The chief executive of the organisation set up to drive banking culture reform has said the way in which those institutions support vulnerable customers through the Covid-19 pandemic will be critical to determining how they are perceived in the future.
Marion Kelly said banks must pay particular attention to the needs of vulnerable customers during the period.
She was writing in the Irish Banking Culture Board's (IBCB) first annual report published at the end of the organisation’s first year in existence.
"How we as individuals and companies treat those who rely on us during these difficult times will impact on our reputations and trust levels for many years to come," she said.
"While the crisis will affect every one of us to some extent, we must ensure that we are paying particular attention to the needs of the vulnerable."
Ms Kelly said vulnerable can mean many different things and those who were vulnerable prior to Covid-19 may well face an exacerbation of their circumstances.
Many others will become vulnerable solely because of the impact of the virus on their health and/or their financial circumstances, she added.
"The manner in which our member banks support their customers, particularly the vulnerable, through the Covid-19 crisis will be critical to determining how they, and indeed the IBCB, are perceived in the future," she claimed.
She said member institutions had over the past year expressed and demonstrated a strong commitment to supporting the IBCB’s objectives in improving customer outcomes and advocating for humanity, decency and respect in the banking sector.
"The IBCB’s activities and areas of focus for 2020 will remain aimed at delivering on these objectives, with a particular focus on how our member banks are delivering on these in the context of the ramifications of Covid-19," she said.
The culture board was borne out of the poor cultural conduct identified in many banks during and following the financial crash, particularly around the sales and subsequent withdrawal of tracker mortgage products.

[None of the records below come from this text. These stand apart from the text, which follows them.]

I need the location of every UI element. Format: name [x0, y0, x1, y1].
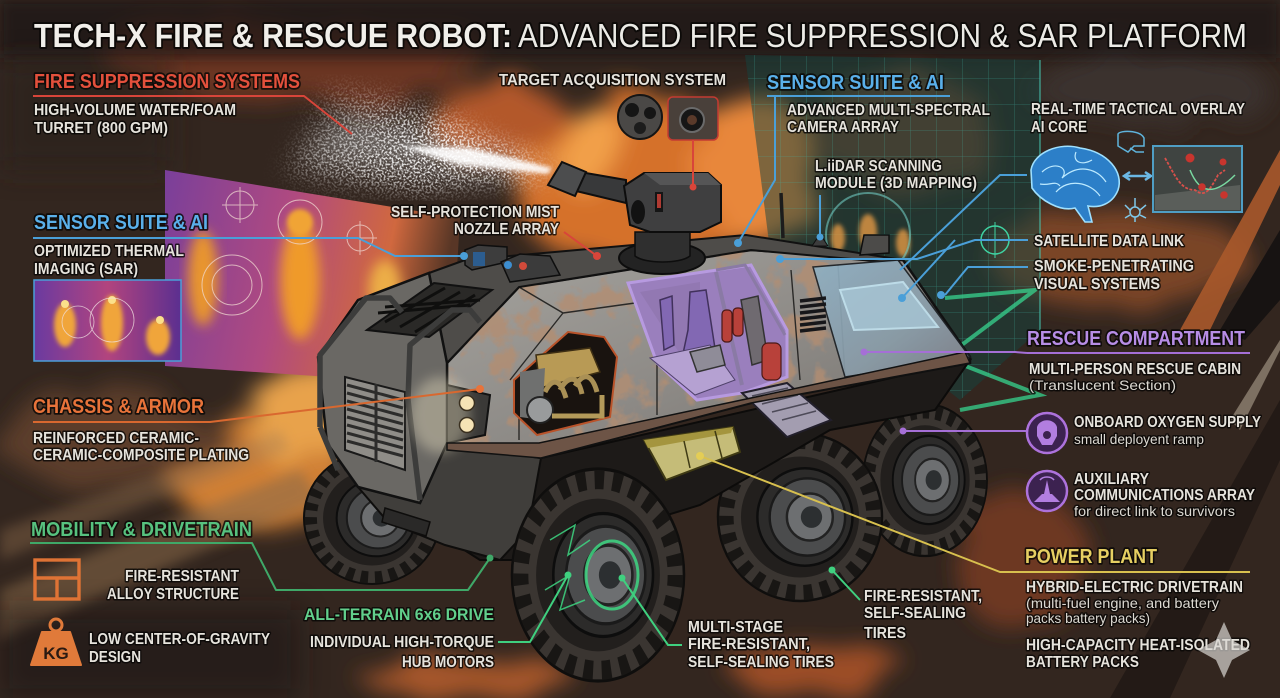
text: multi-stage tires: FIRE-RESISTANT, — [688, 636, 810, 653]
text: comms: COMMUNICATIONS ARRAY — [1074, 487, 1256, 504]
icon: oxygen mask — [1027, 413, 1067, 453]
text: water foam turret: HIGH-VOLUME WATER/FOAM — [34, 102, 236, 119]
vehicle illustration — [304, 162, 987, 681]
callout: multi-stage tires — [618, 574, 834, 671]
battery packs — [644, 427, 740, 480]
callout: fire suppression systems — [33, 71, 352, 137]
text: hybrid drivetrain: HYBRID-ELECTRIC DRIVETRAIN — [1026, 579, 1243, 596]
text: tactical overlay: REAL-TIME TACTICAL OVERLAY — [1031, 101, 1246, 118]
leader line: rescue — [860, 348, 1250, 356]
text: low center of gravity: DESIGN — [89, 649, 141, 666]
text: plating — [33, 430, 249, 464]
label: smoke-penetrating: VISUAL SYSTEMS — [1034, 276, 1160, 293]
heading: mobility: MOBILITY & DRIVETRAIN — [31, 519, 252, 541]
text: comms — [1074, 471, 1256, 519]
windshield — [840, 282, 938, 330]
translucent blue section — [813, 260, 970, 377]
suspension springs — [555, 390, 882, 500]
roof — [429, 235, 903, 363]
text: multi-stage tires: SELF-SEALING TIRES — [688, 654, 834, 671]
text: self-sealing tires: TIRES — [864, 625, 906, 642]
leader line: multi-stage — [618, 574, 682, 645]
callout: self-protection mist — [391, 204, 601, 260]
thermal image inset — [34, 280, 181, 361]
turret base — [619, 232, 705, 274]
label: target acquisition: TARGET ACQUISITION SYSTEM — [499, 72, 726, 89]
text: thermal imaging: IMAGING (SAR) — [34, 261, 138, 278]
text: alloy structure — [107, 568, 239, 603]
heading: power plant: POWER PLANT — [1025, 546, 1157, 568]
callout: mobility and drivetrain — [30, 519, 494, 666]
text: hub motors: HUB MOTORS — [402, 654, 494, 671]
text: comms: AUXILIARY — [1074, 471, 1150, 488]
side armor panel — [447, 250, 970, 458]
icon: alloy frame — [35, 560, 79, 599]
text: plating: REINFORCED CERAMIC- — [33, 430, 199, 447]
tactical map panel — [1153, 146, 1242, 212]
sill band — [447, 352, 970, 458]
label: smoke-penetrating: SMOKE-PENETRATING — [1034, 258, 1194, 275]
wheel: rear right — [863, 404, 987, 556]
leader line: tires — [828, 566, 860, 600]
callout: AI core — [900, 101, 1246, 270]
thermal imaging hologram panel — [165, 170, 460, 385]
roll cage bars — [320, 298, 480, 500]
icon: comms array — [1027, 471, 1067, 511]
heading: fire suppression: FIRE SUPPRESSION SYSTEMS — [34, 71, 300, 93]
text: thermal imaging — [34, 243, 184, 278]
icon: round camera — [618, 95, 662, 139]
leader lines: blue sensors — [776, 240, 1028, 302]
leader line: target — [690, 140, 696, 190]
leader line: thermal — [33, 238, 468, 260]
headlights — [460, 396, 474, 432]
leader line: fire suppression — [33, 96, 352, 134]
leader line: sensor suite — [734, 96, 950, 247]
text: lidar: L.iiDAR SCANNING — [815, 158, 942, 175]
leader line: chassis — [33, 385, 484, 422]
heading: chassis: CHASSIS & ARMOR — [33, 396, 204, 418]
callout: chassis and armor — [33, 385, 484, 464]
text: low center of gravity — [89, 631, 271, 666]
text: battery packs: BATTERY PACKS — [1026, 654, 1139, 671]
spray: water jet from turret — [285, 85, 552, 190]
label: all-terrain: ALL-TERRAIN 6x6 DRIVE — [304, 605, 494, 624]
front face — [318, 273, 447, 503]
text: tactical overlay — [1031, 101, 1246, 136]
roof vent louvres — [367, 283, 492, 337]
text: comms: for direct link to survivors — [1074, 503, 1235, 519]
text: hub motors: INDIVIDUAL HIGH-TORQUE — [310, 634, 494, 651]
text: rescue cabin: (Translucent Section) — [1029, 377, 1176, 393]
heading: sensor suite: SENSOR SUITE & AI — [34, 212, 208, 234]
text: battery packs: HIGH-CAPACITY HEAT-ISOLATED — [1026, 637, 1250, 654]
arrow: brain to map — [1124, 172, 1151, 180]
holographic grid panel right — [745, 55, 1040, 410]
callout: power plant — [696, 452, 1250, 671]
text: camera array — [787, 102, 990, 136]
leader line: power plant — [696, 452, 1250, 572]
wheel: rear left — [304, 452, 440, 584]
text: multi-stage tires: MULTI-STAGE — [688, 619, 783, 636]
wheel: middle — [718, 433, 882, 601]
rust texture — [447, 250, 840, 458]
text: water foam turret: TURRET (800 GPM) — [34, 120, 168, 137]
text: alloy structure: ALLOY STRUCTURE — [107, 586, 239, 603]
wheel: front — [512, 469, 684, 681]
text: thermal imaging: OPTIMIZED THERMAL — [34, 243, 184, 260]
side vent — [800, 298, 826, 331]
title — [34, 17, 1247, 54]
deployment ramp — [742, 383, 831, 437]
leader line: wheel to oxygen — [900, 428, 1026, 434]
leader line: mobility — [30, 543, 494, 590]
underbody — [370, 360, 970, 560]
title: TECH-X FIRE & RESCUE ROBOT: — [34, 17, 512, 54]
text: self-sealing tires — [864, 588, 982, 642]
turret barrel — [548, 162, 626, 203]
text: camera array: CAMERA ARRAY — [787, 119, 900, 136]
front grille — [345, 377, 405, 470]
text: hybrid drivetrain: packs battery packs) — [1026, 610, 1150, 626]
leader line: AI core — [900, 175, 1027, 270]
text: hybrid drivetrain — [1026, 579, 1243, 626]
turret head — [624, 173, 721, 232]
fire extinguishers — [722, 308, 781, 380]
callout: rescue compartment — [860, 328, 1262, 519]
text: tactical overlay: AI CORE — [1031, 119, 1087, 136]
icon: box camera — [668, 97, 718, 140]
heading: rescue compartment: RESCUE COMPARTMENT — [1027, 328, 1245, 350]
text: water foam turret — [34, 102, 236, 137]
icon: network nodes — [1125, 198, 1146, 222]
heading: sensor suite: SENSOR SUITE & AI — [767, 72, 944, 94]
roof sensor units — [465, 234, 889, 282]
text: low center of gravity: LOW CENTER-OF-GRAVITY — [89, 631, 271, 648]
leader line: lidar — [816, 195, 824, 240]
text: multi-stage tires — [688, 619, 834, 671]
rescue cabin interior — [628, 265, 787, 400]
label: mist nozzle array — [391, 204, 560, 238]
text: self-sealing tires: SELF-SEALING — [864, 605, 966, 622]
callout: all-terrain drive — [304, 572, 572, 671]
leader line: hub motors — [498, 572, 572, 642]
text: battery packs — [1026, 637, 1250, 671]
panel seams — [510, 265, 845, 440]
headlight housing — [447, 385, 490, 443]
icon: KG weight: KG — [43, 644, 69, 663]
text: lidar — [815, 158, 977, 192]
label: mist nozzle array: NOZZLE ARRAY — [454, 221, 560, 238]
label: mist nozzle array: SELF-PROTECTION MIST — [391, 204, 559, 221]
text: lidar: MODULE (3D MAPPING) — [815, 175, 977, 192]
icon: KG weight — [31, 619, 81, 665]
text: hub motors — [310, 634, 494, 671]
callout: self-sealing tires — [828, 566, 982, 642]
icon: holographic brain — [1031, 146, 1119, 222]
text: alloy structure: FIRE-RESISTANT — [125, 568, 239, 585]
callout: sensor suite top — [734, 72, 990, 247]
hub motor glow — [545, 525, 638, 610]
label: smoke-penetrating — [1034, 258, 1194, 293]
leader line: mist — [564, 232, 601, 260]
antenna — [781, 193, 783, 238]
text: hybrid drivetrain: (multi-fuel engine, and battery — [1026, 595, 1219, 611]
lower front plate — [358, 443, 541, 560]
headlight glow — [410, 377, 470, 453]
icon: circuit chip — [1118, 131, 1144, 152]
text: oxygen: small deployent ramp — [1074, 431, 1204, 447]
tow bracket — [382, 508, 430, 536]
callout: satellite and smoke-penetrating — [776, 233, 1194, 302]
text: self-sealing tires: FIRE-RESISTANT, — [864, 588, 982, 605]
engine bay cutaway — [514, 332, 617, 435]
text: camera array: ADVANCED MULTI-SPECTRAL — [787, 102, 990, 119]
callout: target acquisition system — [499, 72, 726, 190]
icon: corner sparkle — [1198, 622, 1250, 678]
callout: sensor suite left — [33, 212, 468, 361]
label: satellite data link: SATELLITE DATA LINK — [1034, 233, 1185, 250]
text: oxygen — [1074, 414, 1262, 447]
text: plating: CERAMIC-COMPOSITE PLATING — [33, 447, 249, 464]
text: rescue cabin: MULTI-PERSON RESCUE CABIN — [1029, 361, 1241, 378]
text: rescue cabin — [1029, 361, 1241, 393]
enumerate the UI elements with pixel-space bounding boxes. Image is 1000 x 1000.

Chaired by Mr Justice John Hedigan, it was launched in April of last year and has banking and consumer representatives also on the board.
It has a number of working groups looking at different aspects of banking culture, but has already launched a Common Commitment of Care for
Bereaved Customers and held interactive sessions with a range of bank staff focused on how to improve the 'Speak Up’ process across member banks.
"We recognise that the restoration of trust in an industry which has been the subject of so many challenges and issues will not be easy but, we are confident that, over time, we can contribute to positively changing bank culture to the benefit of the two cohorts most impacted by this culture – bank customers and bank staff," Ms Kelly wrote.